Submitted Apr 10, 2013

In this session we will learn about a new way of thinking about data mining and big data analytics, “Co-occurrence Analytics” - a unified framework for mining latent insights in a wide variety of data of the form: “relationships between entities”. We will show how the framework can be used to discover...

  1. Logical Product bundles in retail market basket data - a significant departure from the traditional frequent item-set mining,

  2. Meaningful multi-word-units or Phrases in text data - a significant departure from the traditional n-gram based language models,

  3. Semantic Concepts in tag networks - a significant departure from the traditional modularity based community detection algorithms, and

  4. Hierarchy of visual Object in images - a significant departure from the traditional Bag-of-visual words to understand images.

Outline

Most data around us can be thought of as “things co-occurring with other things in certain contexts”. Whether it is products co-occurring with other products in retail market baskets, words occurring before or after other words in unstructured text, tags co-occurring with other tags in social tagging systems, people co-occurring with other people in various social networking scenarios, or objects occurring in various 2-D geometrical juxtapositions of other objects in images, etc.

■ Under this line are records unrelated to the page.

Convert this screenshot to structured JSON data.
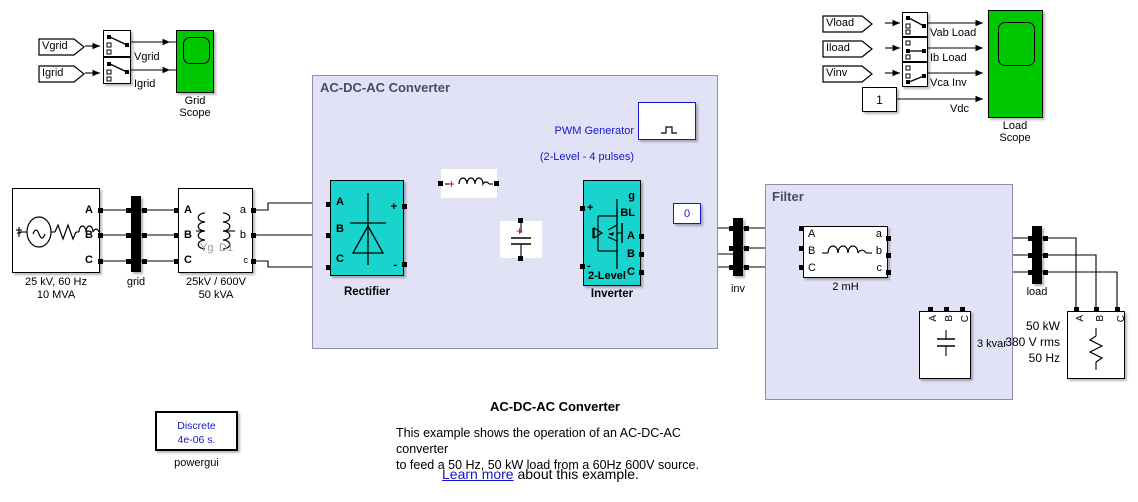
{
  "diagram": {
    "title": "AC-DC-AC Converter",
    "description_line1": "This example shows the operation of an AC-DC-AC converter",
    "description_line2": "to feed a 50 Hz, 50 kW load from a 60Hz 600V source.",
    "learn_link": "Learn more",
    "learn_rest": " about this example."
  },
  "grid_scope_group": {
    "inputs": [
      {
        "label": "Vgrid"
      },
      {
        "label": "Igrid"
      }
    ],
    "signal_labels": [
      "Vgrid",
      "Igrid"
    ],
    "scope_name_line1": "Grid",
    "scope_name_line2": "Scope"
  },
  "load_scope_group": {
    "inputs": [
      {
        "label": "Vload"
      },
      {
        "label": "Iload"
      },
      {
        "label": "Vinv"
      }
    ],
    "constant_value": "1",
    "signal_labels": [
      "Vab Load",
      "Ib Load",
      "Vca Inv",
      "Vdc"
    ],
    "scope_name_line1": "Load",
    "scope_name_line2": "Scope"
  },
  "source": {
    "caption_line1": "25 kV, 60 Hz",
    "caption_line2": "10 MVA",
    "ports": [
      "A",
      "B",
      "C"
    ]
  },
  "grid_bus": {
    "label": "grid"
  },
  "transformer": {
    "caption_line1": "25kV / 600V",
    "caption_line2": "50 kVA",
    "left_ports": [
      "A",
      "B",
      "C"
    ],
    "right_ports": [
      "a",
      "b",
      "c"
    ],
    "winding_left": "Yg",
    "winding_right": "D1"
  },
  "converter": {
    "title": "AC-DC-AC Converter",
    "rectifier": {
      "name": "Rectifier",
      "left_ports": [
        "A",
        "B",
        "C"
      ],
      "right_ports": [
        "+",
        "-"
      ]
    },
    "inverter": {
      "name": "Inverter",
      "inner_label": "2-Level",
      "left_ports": [
        "+",
        "-"
      ],
      "right_ports": [
        "g",
        "BL",
        "A",
        "B",
        "C"
      ]
    },
    "pwm": {
      "label_line1": "PWM Generator",
      "label_line2": "(2-Level - 4 pulses)"
    },
    "blocking_constant": "0"
  },
  "inv_bus": {
    "label": "inv"
  },
  "filter": {
    "title": "Filter",
    "inductor": {
      "caption": "2 mH",
      "left_ports": [
        "A",
        "B",
        "C"
      ],
      "right_ports": [
        "a",
        "b",
        "c"
      ]
    },
    "capacitor_bank": {
      "caption": "3 kvar",
      "ports": [
        "A",
        "B",
        "C"
      ]
    }
  },
  "load_bus": {
    "label": "load"
  },
  "load": {
    "caption_line1": "50 kW",
    "caption_line2": "380 V rms",
    "caption_line3": "50 Hz",
    "ports": [
      "A",
      "B",
      "C"
    ]
  },
  "powergui": {
    "line1": "Discrete",
    "line2": "4e-06 s.",
    "caption": "powergui"
  },
  "colors": {
    "teal_block": "#19d3cd",
    "scope_green": "#00c800",
    "subsystem_fill": "#e2e2f7",
    "subsystem_border": "#8d8db5",
    "blue_signal": "#1515cd",
    "wire": "#000000"
  }
}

While there have been silos of efforts in each research community - retail, text, social networking, and vision, etc. - in dealing with “their” data, there has been no unifying framework to tame such a wide variety of co-occurrence data systematically - a theme for this session.

We will present a simple, intuitive, yet a powerful co-occurrence analytics framework to deal with a wide variety of data of the form “things co-occurring with other things in some context”. After describing the framework we will demonstrate how to adapt and apply the core principles of the framework to a variety of large real-world datasets to find novel and actionable insights even in the presence of significant noise in the data.

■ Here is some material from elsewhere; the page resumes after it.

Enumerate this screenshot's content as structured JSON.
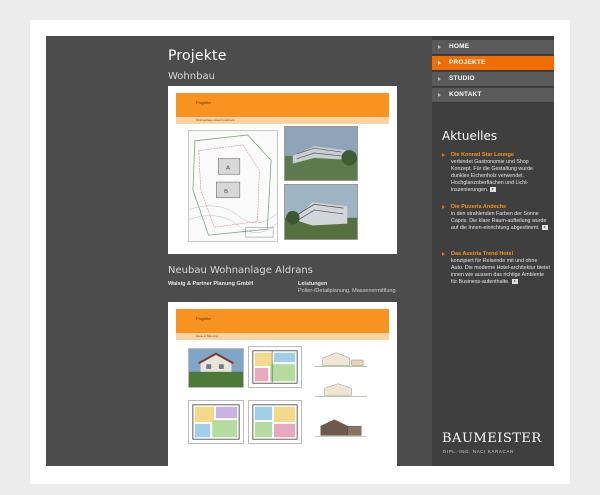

What makes this approach attractive is that it is:

(1) Unsupervised: No cost of getting labeled data. Just point it to the data and crunch.

(2) Unbiased: No prior assumptions about data distributions, etc.

(3) High Precision: Generates very high quality insights.

(4) High Recall: Generates exhaustively many insights.

(5) Parameter Poor: Very few parameters to play with.

(6) Scaleable: Highly parallelizable in MapReduce sense.

Requirements

While the session will use some basic concepts from probability theory, information theory, graph theory, visualization, and data mining, the session will be self contained and no prior background in any of these areas is assumed.

Speaker bio

Dr. Shailesh Kumar is a Member of Technical Staff at Google, Hyderabad where he works on large scale data mining problems for various Google products. Prior to joining Google, he has worked as a Principal Dev. Manager at Microsoft (Bing) Hyderabad, Sr. Scientist at Yahoo! Labs Bangalore, and Principal Scientist at Fair Isaac Research in San Diego, USA.

Dr. Kumar has over fifteen years of experience in applying and innovating machine learning, statistical pattern recognition, and data mining algorithms to hard prediction problems in a wide variety of domains including information retrieval, web analytics, text mining, computer vision, retail data mining, risk and fraud analytics, remote sensing, and bioinformatics. He has published over 20 conference papers, journal papers, and book chapters and holds over a dozen patents in these areas.

He has two keen passions - first creating “magic from data” and second understanding functionally how the brain works!

Dr. Kumar received his PhD in Computer Engineering in 2000 (with a specialization in statistical pattern recognition and data mining) and Masters in Computer Science in 1997 (with a specialization in artificial intelligence and machine learning), both from the University of Texas at Austin, USA. He received his B.Tech. in Computer Science and Engineering from the Institute of Technology, Banaras Hindu University in 1995.